Presque 3 ans après sa création, le syndicat d’habitants Alda (« Changer » en basque) soutient 1 000 personnes ou familles du Pays basque. Les activités s’étendent du conseil administratif ou juridique au « débarquement à une quarantaine de personnes le jour du passage de l’huissier parce qu’un propriétaire essaye d’expulser une personne ». Le soutien individuel aux personnes victimes d’injustices constitue le premier volet de l’action d’Alda. Le second consiste à transformer les injustices individuelles en lutte collective.

C’est précisément ce qui s’est passé lorsque Alda a remporté l’une de ses grandes victoires : mettre un coup d’arrêt à l’expansion d’Airbnb au Pays basque.

Le constat global, issu des permanences de l’association, est que le logement est la première problématique touchant les quartiers et les milieux populaires du Pays basque — et d’ailleurs. Fallait-il s’attaquer globalement à cette question ou à des blocs constituant de « gros morceaux » du problème ? La seconde stratégie a rapidement mis en avant la question Airbnb. Le diagnostic réalisé par Alda sur son territoire a chiffré à 6 000 ou 7 000 logements retirés du marché de la location, et donc à la population, par des bailleurs préférant miser sur des locations de courte durée via des plateformes comme Airbnb plus de 120 jours par an. Et encore, c’est une fourchette basse !

Les logements concernés sont majoritairement des petits logements, occupés par les familles monoparentales, les travailleurs précaires, les étudiants… « Inacceptable sur un territoire qui connait déjà une pression immobilière très forte ».
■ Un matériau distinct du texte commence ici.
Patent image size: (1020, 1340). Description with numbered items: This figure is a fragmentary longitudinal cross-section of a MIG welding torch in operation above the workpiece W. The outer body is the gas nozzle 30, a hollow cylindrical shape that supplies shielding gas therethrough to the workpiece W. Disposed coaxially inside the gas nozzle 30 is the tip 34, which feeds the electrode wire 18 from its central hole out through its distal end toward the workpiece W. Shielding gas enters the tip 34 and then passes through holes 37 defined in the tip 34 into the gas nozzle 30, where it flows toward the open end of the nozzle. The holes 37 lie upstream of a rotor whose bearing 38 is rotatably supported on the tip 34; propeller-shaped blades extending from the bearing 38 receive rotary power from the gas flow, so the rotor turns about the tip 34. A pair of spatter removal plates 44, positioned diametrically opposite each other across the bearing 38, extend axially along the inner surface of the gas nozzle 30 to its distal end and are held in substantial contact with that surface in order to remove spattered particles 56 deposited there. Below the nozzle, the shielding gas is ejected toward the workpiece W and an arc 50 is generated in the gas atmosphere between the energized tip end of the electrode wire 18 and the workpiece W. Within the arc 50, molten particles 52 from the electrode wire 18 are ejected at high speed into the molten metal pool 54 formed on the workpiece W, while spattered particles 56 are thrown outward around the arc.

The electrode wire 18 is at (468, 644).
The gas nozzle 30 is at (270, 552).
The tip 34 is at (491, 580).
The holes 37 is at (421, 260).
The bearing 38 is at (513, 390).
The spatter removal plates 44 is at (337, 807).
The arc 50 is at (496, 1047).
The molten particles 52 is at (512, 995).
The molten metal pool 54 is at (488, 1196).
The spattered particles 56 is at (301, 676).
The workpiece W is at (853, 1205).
Face à ce constat, Alda a lancé la bataille de la compensation. Ce mécanisme déjà mis en place dans certaines villes, dont Paris et Lyon, est le suivant : un règlement local oblige tout propriétaire souhaitant procéder au changement d’usage d’une habitation en location de courte durée à fournir un logement locatif à l’année de même surface et dans le même secteur.

La mobilisation

Pour Alda, une première étape a été de lancer une grande campagne pour visibiliser et médiatiser la problématique, sensibiliser l’opinion publique, convaincre les élus… Cette étape a été ponctuée d’actions, spectaculaires et symboliques comme une conférence de presse donnée devant un immeuble ne comptant plus que deux logements loués à l’année (sur 14), ou plus insolentes. Alda n’a ainsi pas hésité à procéder à de fausses réservations massives pour le Nouvel An et à mettre une mairie locale en location sur Airbnb durant une nuit pour démontrer que tout est permis sur la plateforme.

La décision politique

98 % des élus de la communauté d’agglomération du Pays basque ont voté au printemps 2022 le mécanisme de compensation, entre autres obligations pour les propriétaires. Depuis le 1er mars 2023, s’applique un nouveau règlement encadrant les meublés de tourisme sur 24 communes. « Étant donné la trajectoire que suivait Airbnb, on estime qu’on a sauvé ou récupéré 20 000 logements », explique une volontaire d’Alda. Énorme !

La victoire juridique

Evidemment, des propriétaires (et multipropriétaires), des sociétés de conciergerie, etc., ont bien tenté des recours devant la justice, contre le règlement. Après une première suspension du règlement en 2022, ils ont été déboutés par le tribunal administratif de Pau, les juges estimant notamment que « l’objectif d’intérêt général que constitue la lutte contre la pénurie de logements ne peut pas être réalisé par une mesure moins contraignante ».

Le combat se poursuit

La bataille est-elle pour autant terminée ? À vrai dire, non. Certains propriétaires se croient plus malins et cherchent à contourner le règlement. Alda veille au grain. En juin dernier, l’association a réservé sur la plateforme de locations de courtes durées un appartement pour trois jours… pour en réalité l’occuper durant 5 jours à une vingtaine de militants, à la vue de tous par des bannières donnant sur la rue et en présence des médias locaux. Un propriétaire non respectueux du règlement tel que celui-ci risque aujourd’hui 50 000 € d’amende.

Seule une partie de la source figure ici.